Cut To The Chase….

I had an ex-marine sales manager who loved this phrase. Not hard to believe considering his military background. You don’t hear this phrase much anymore , which is too bad because it would probably shorten the life of a lot of politicians, salespeople, heads of companies.

In the military (I was in the Army) there is a reason for cut to the chase. In combat you don’t have time to screw around with long-winded explanations. When a senior commanding officer dresses down a junior officer the CO is not looking for a dissertation on why the Lieutenant screwed up. There are too many people in this world that are verbally boring.
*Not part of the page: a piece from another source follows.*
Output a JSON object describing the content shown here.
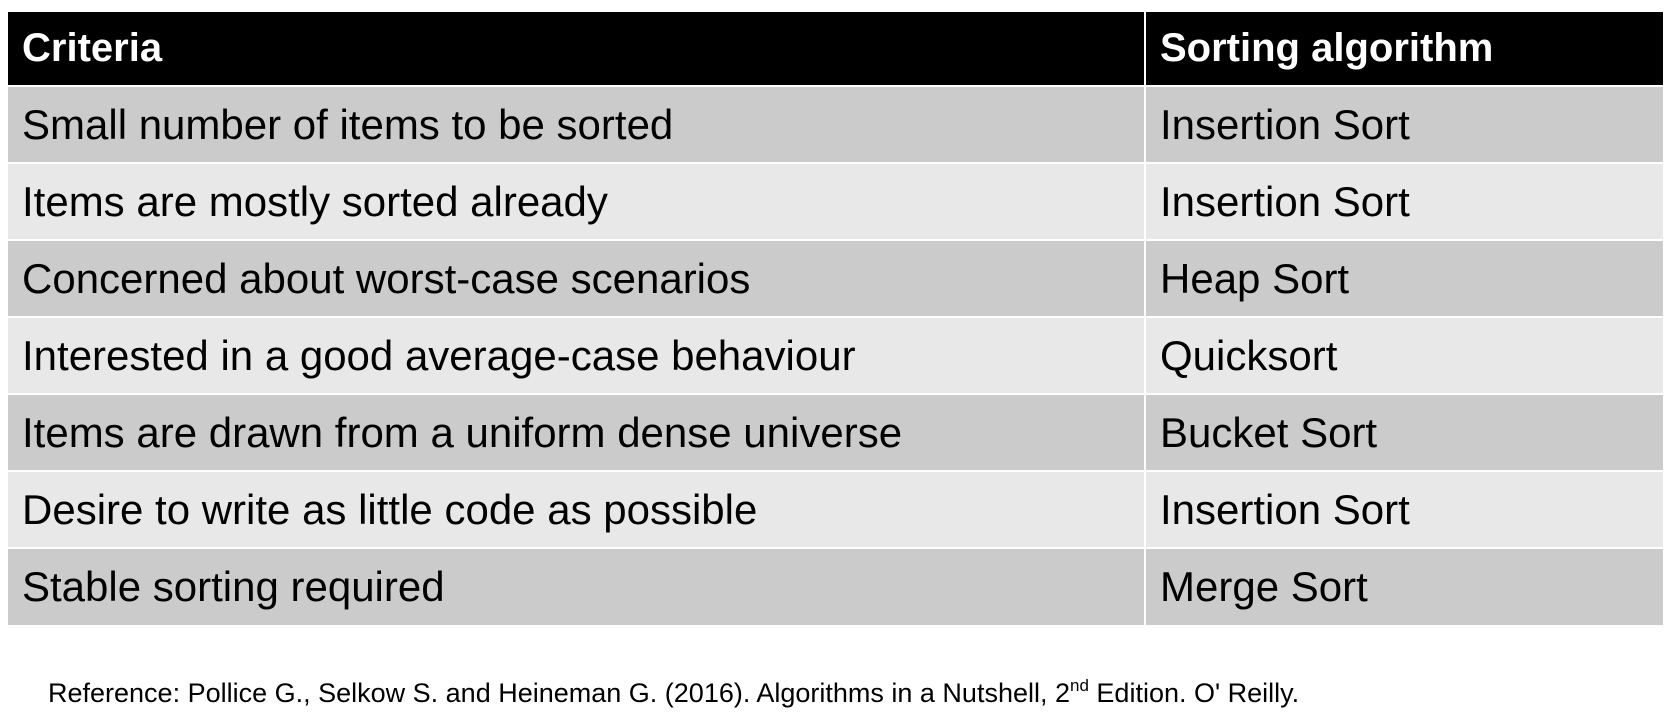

Their theory is why not use 1000 words to explain something vs. 100. They’re after nuances, they don’t want to hurt someone’s feelings by being too abrupt, they want to make sure that the listener is clear about their meaning. (You can be just as clear with two sentences vs. twenty.)

If you have the stomach for it listen to congressional hearings and you will be rewarded with the verbal dancing between the senators and those being questioned. And if you want another stomach turner think back to Clinton’s verbal charade when answering questions about Monica Lewinski. (Republicans are just as bad, lest you think I’m picking on the liberals.)

Here is one man’s reason why cutting to the chase has become extinct. No one wants to be ACCOUNTABLE! When was the last time you heard “I screwed up.” Or, “I wasn’t clear enough with my instructions and that’s why….” And if you don’t have the faintest clue why something got screwed up just say “I don’t know but I’ll find out.”

I’d like to see the following words or phrases removed from all communication:

  • Maybe
  • It all depends
  • I wasn’t responsible
  • If at all possible
  • There were other factors involved
  • I wasn’t aware

There are hundreds of these phrases that confuse and needlessly lengthen the time it takes to  communicate. Regardless of who is communicating-be succinct, to the point, and truthful. (Wouldn’t it be nice if someone from the BP rig came forward with the truth?)

As a country we have forgotten how to be forthright with our questions, statements, and answers. Political correctness has become the rule for communication. Don’t you think it’s time to temper the PC concept a bit? I’m not suggesting that we verbally maim, disabuse, or cut people to shreds. But let’s call an event or situation what it is and not do the verbal two-step.

Speak openly, be clear, tell it like it is.